Unbeirrt
Es ist eine schier unglaubliche, verstörende, wundersame und ermutigende Geschichte, die Edda Groth erzählt. Unglaublich und verstörend, was das konservative, autoritäre, repressive und unchristliche Verhalten der Kirche im Westdeutschland der ersten Nachkriegsjahrzehnte betrifft, wundersam und ermutigend, wie sich eine Christin allen Anfeindungen zum Trotz durchsetzte und gar zum Kommunismus fand. Im Mittelpunkt dieser fesselnden wie aufschlussreichen Lebensgeschichte stehen die Jahre der Revolte 1967 bis 1974, die offenbaren, wie die bürgerliche Gesellschaft der Bundesrepublik noch an alten Vorstellungen und überkommenen Normen krankte und wie sie mit jenen umging, die zu ihr in Widerspruch gerieten und Alternativen forderten.

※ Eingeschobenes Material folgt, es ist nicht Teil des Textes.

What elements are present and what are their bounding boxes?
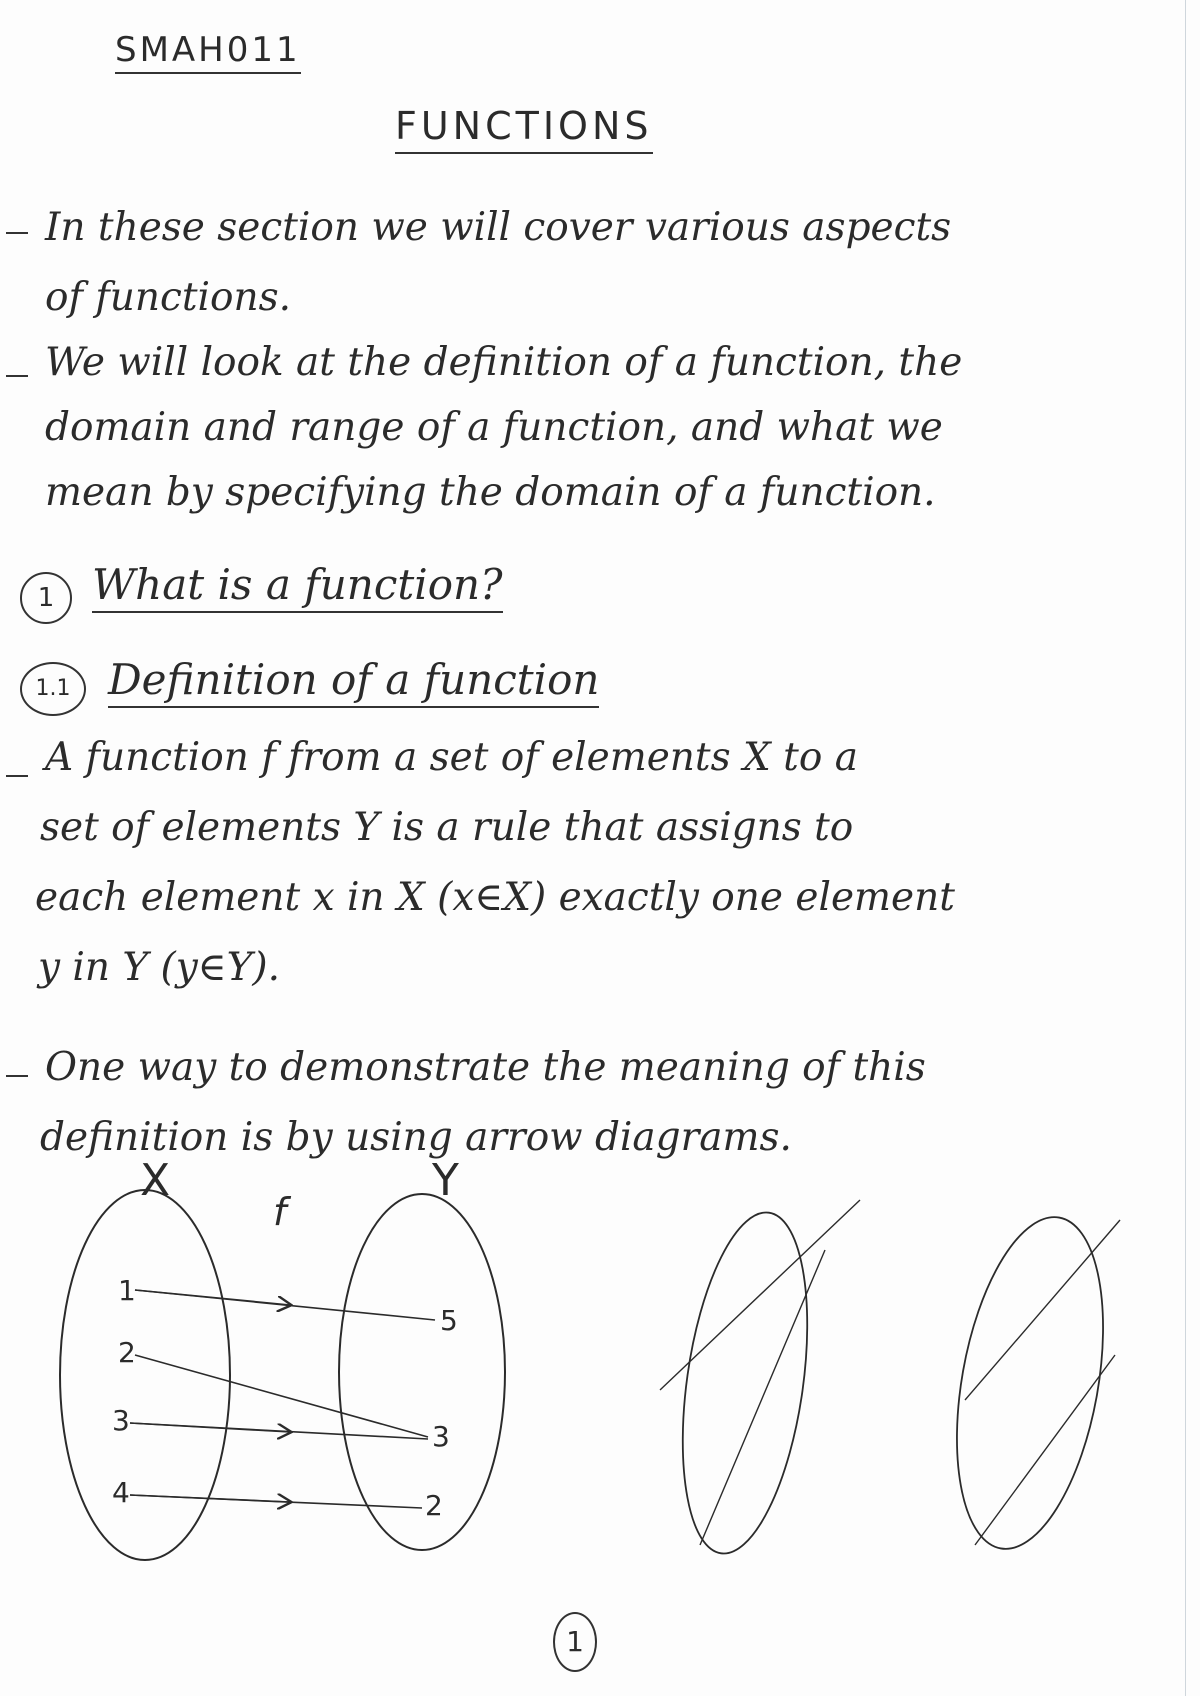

Geboren in Dithmarschen in Schleswig-Holstein, wo sich über Jahrhunderte die Bauern der Unterwerfung durch die Obrigkeit mit Klugheit und List, mitunter auch Gewalt erwehrten, aufgewachsen in einer christlichen Familie, die sich in der NS-Zeit menschlich zu Fremd- und Zwangsarbeitern verhielt, wollte die junge Edda Missionsärztin werden wie ihr Vorbild Albert Schweitzer. Sie studierte Theologie an der AugustanaHochschule Neuendettelsau im fränkischen Bayern, hielt ihre erste Predigt 1962, woraus ihre Mutter stolz ein »Familienereignis« machte, setzte ihre Studien in Göttingen, Erlangen, Heidelberg fort und gehörte nach dem Examen in Kiel zu den ersten ordinierten Pastorinnen der BRD. Ihre erste Amtshandlung war zufällig die Tauung ihres Bruders Thies.

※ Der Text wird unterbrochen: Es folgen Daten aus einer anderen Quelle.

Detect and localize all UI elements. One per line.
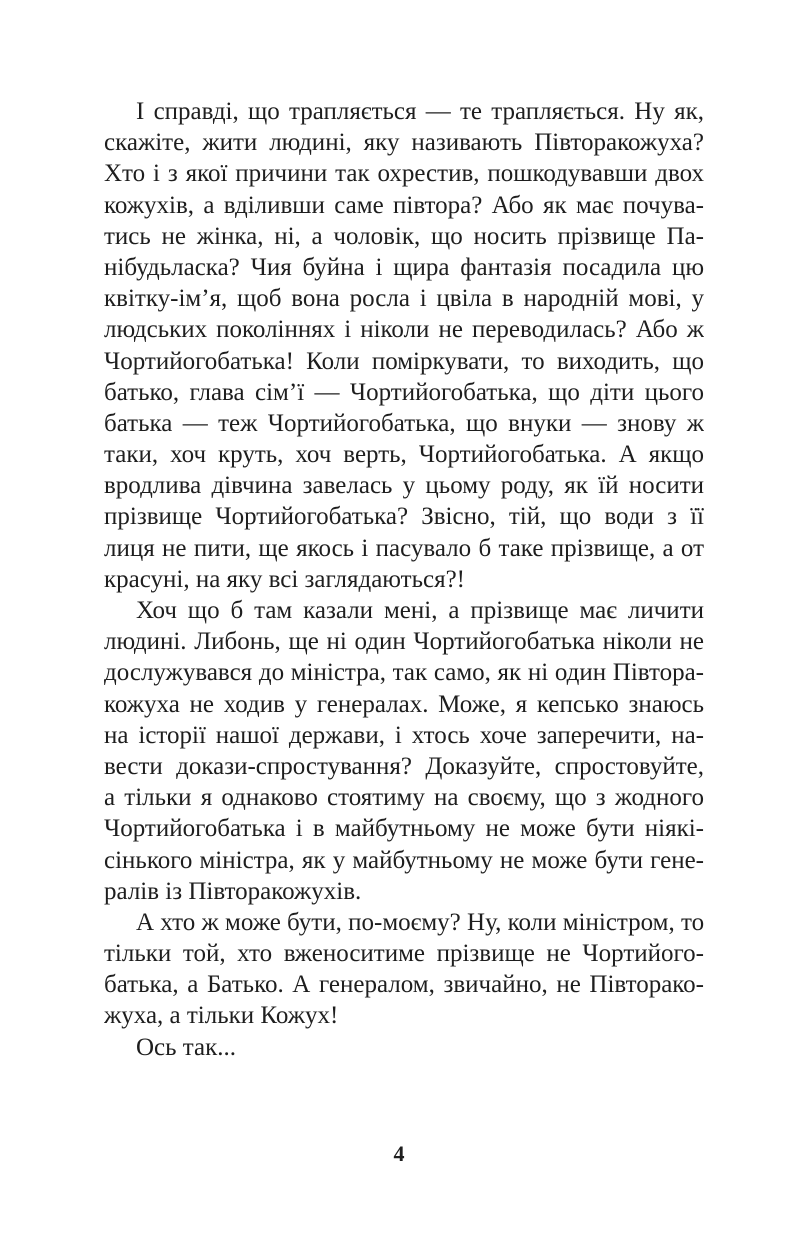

Erst 1965 hat die EvangelischLutherische Kirche von Schleswig-Holstein verfügt, dass Theologinnen ohne Unterschied zu ihren männlichen Kollegen einem Gemeindebezirk vorstehen dürften. Doch wie schon während des Studiums erfuhr Edda Groth auch als Pastorin an der Simeon-Kirche in Hamburg-Bramfeld Misstrauen und Ablehnung seitens der Kirchenleitung. Dies verstärkt sich, nachdem sie beim Deutschen Evangelischen Kirchentag 1969 in Stuttgart, der unter dem Motto steht »Hungern nach Gerechtigkeit«, sich – beeinflusst von den 68ern – dem Wahlspruch »Durst nach Revolution« anschließt, Marcuse, Adorno und Bloch (»Im Christentum steckt die Revolte«), Marx und Engels liest. Debatten um Mitbestimmung und Demokratie in der Gemeinde, ein neues Rollenverständnis der Geschlechter, innovative Kinder- und Jugendarbeit mit Spiel und Spaß, Musikbands und jungen Laienpredigern, die Infragestellung des muffigen Talars auch der Geistlichen, die Gründung einer »Kommune S« – das »S« stand für Simeon, sozial, Sozialismus »und vermutlich auch für Sex« –, ihr Engagement gegen Konsum und Krieg, für Frieden und Abrüstung, die Befreiung von Angela Davis und Nelson Mandela, kurzum: ihre politischen Gottesdienste lassen Edda Groth ihren Vorgesetzten immer suspekter erscheinen.
Der erste Versuch ihrer Suspendierung scheitert an Protesten der Gemeinde sowie einem großen Pressecho. Ihr »Offener Brief zur Frage der Zusammenarbeit mit Kommunisten in der Kirche«, ihr Protest gegen die Isolationshaft von RAF-Angehörigen sowie eine sogenannte Mao-Predigt bringen in den Augen der Kirchenleitung das Fass zum Überlaufen – Edda Groth gerät nun auch ins Visier des Verfassungsschutzes. Knapp einen Monat später ist sie entlassen, im Jahr darauf auch ihr Mann und Gesinnungsgefährte Helmut Lechner. Beide gehen ihren Weg unbeirrt weiter, engagieren sich gegen Rassismus, für soziale Gerechtigkeit und Frieden – heute innerhalb der Linkspartei.
Edda Groth-Lechner: Jesus, Marx und ich. Eine Achtundsechzigerin der Kirche. Lit, 420 S., br. 35,90 €.